Clients will also be able to take advantage of the connectivity and ongoing advancement of Tradeweb’s cross product Automated Intelligent Execution (AiEX) tool, allowing increased speed-to-market and reduction of both cost and operational risk. It will enable them to leverage new trading opportunities through increased reactivity to market conditions and events, with greater speed and efficiency of execution.

The expansion of the Tradeweb partnership is the latest addition to Charles River’s growing ecosystem of trading venues, enabling buy-side clients to access global liquidity using their preferred execution protocols. In July, the firm forged a similar partnership with fixed income trading platform MarketAxess to provide clients with access to global credit markets. Charles River’s OEMS was integrated with MarketAxess’ Auto-X tool for trading in investment-grade credit, high-yield, emerging market bonds and Eurobonds.

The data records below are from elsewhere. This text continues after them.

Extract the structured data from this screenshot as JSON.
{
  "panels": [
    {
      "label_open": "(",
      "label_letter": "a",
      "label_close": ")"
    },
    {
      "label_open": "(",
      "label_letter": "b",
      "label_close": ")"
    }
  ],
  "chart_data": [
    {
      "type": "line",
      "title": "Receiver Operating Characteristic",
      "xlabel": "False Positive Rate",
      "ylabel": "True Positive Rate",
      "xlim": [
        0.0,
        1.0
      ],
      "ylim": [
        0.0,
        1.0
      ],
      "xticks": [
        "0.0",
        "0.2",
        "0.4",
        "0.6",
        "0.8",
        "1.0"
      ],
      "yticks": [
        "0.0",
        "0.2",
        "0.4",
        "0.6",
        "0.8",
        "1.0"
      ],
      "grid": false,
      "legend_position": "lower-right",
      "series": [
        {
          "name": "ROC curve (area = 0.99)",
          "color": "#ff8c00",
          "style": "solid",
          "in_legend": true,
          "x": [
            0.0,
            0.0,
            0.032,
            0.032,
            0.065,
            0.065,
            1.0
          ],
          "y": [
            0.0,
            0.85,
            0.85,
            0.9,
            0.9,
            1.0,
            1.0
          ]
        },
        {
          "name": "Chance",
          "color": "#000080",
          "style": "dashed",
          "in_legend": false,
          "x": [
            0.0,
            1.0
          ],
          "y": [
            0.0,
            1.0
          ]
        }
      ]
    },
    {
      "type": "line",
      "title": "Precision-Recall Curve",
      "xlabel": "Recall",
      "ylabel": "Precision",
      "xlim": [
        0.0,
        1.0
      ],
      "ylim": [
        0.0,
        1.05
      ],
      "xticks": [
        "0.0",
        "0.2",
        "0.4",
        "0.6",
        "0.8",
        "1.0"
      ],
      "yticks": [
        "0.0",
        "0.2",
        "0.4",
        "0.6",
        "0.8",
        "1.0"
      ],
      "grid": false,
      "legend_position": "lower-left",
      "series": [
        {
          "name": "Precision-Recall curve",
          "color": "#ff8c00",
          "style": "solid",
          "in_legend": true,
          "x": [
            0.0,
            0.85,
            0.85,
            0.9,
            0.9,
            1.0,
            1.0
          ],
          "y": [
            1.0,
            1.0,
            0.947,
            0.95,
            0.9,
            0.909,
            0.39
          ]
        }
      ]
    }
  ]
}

“Our growing collaboration with Tradeweb is based on their impressive track record of technological innovation and the breadth and depth of their institutional trading solutions,” John Plansky, CEO of Charles River, commented. “Expanding that collaboration provides our clients with more transparent, streamlined and intelligent ways to trade efficiently across asset classes and geographies.”

Lee Olesky, CEO of Tradeweb adds, “We welcome the opportunity to expand our relationship with Charles River for the benefit of our mutual buy-side clients. We remain focused on providing cross asset liquidity to help investors mitigate operational risk, realise greater efficiencies across their trading desks, and gain the benefits of trade automation.”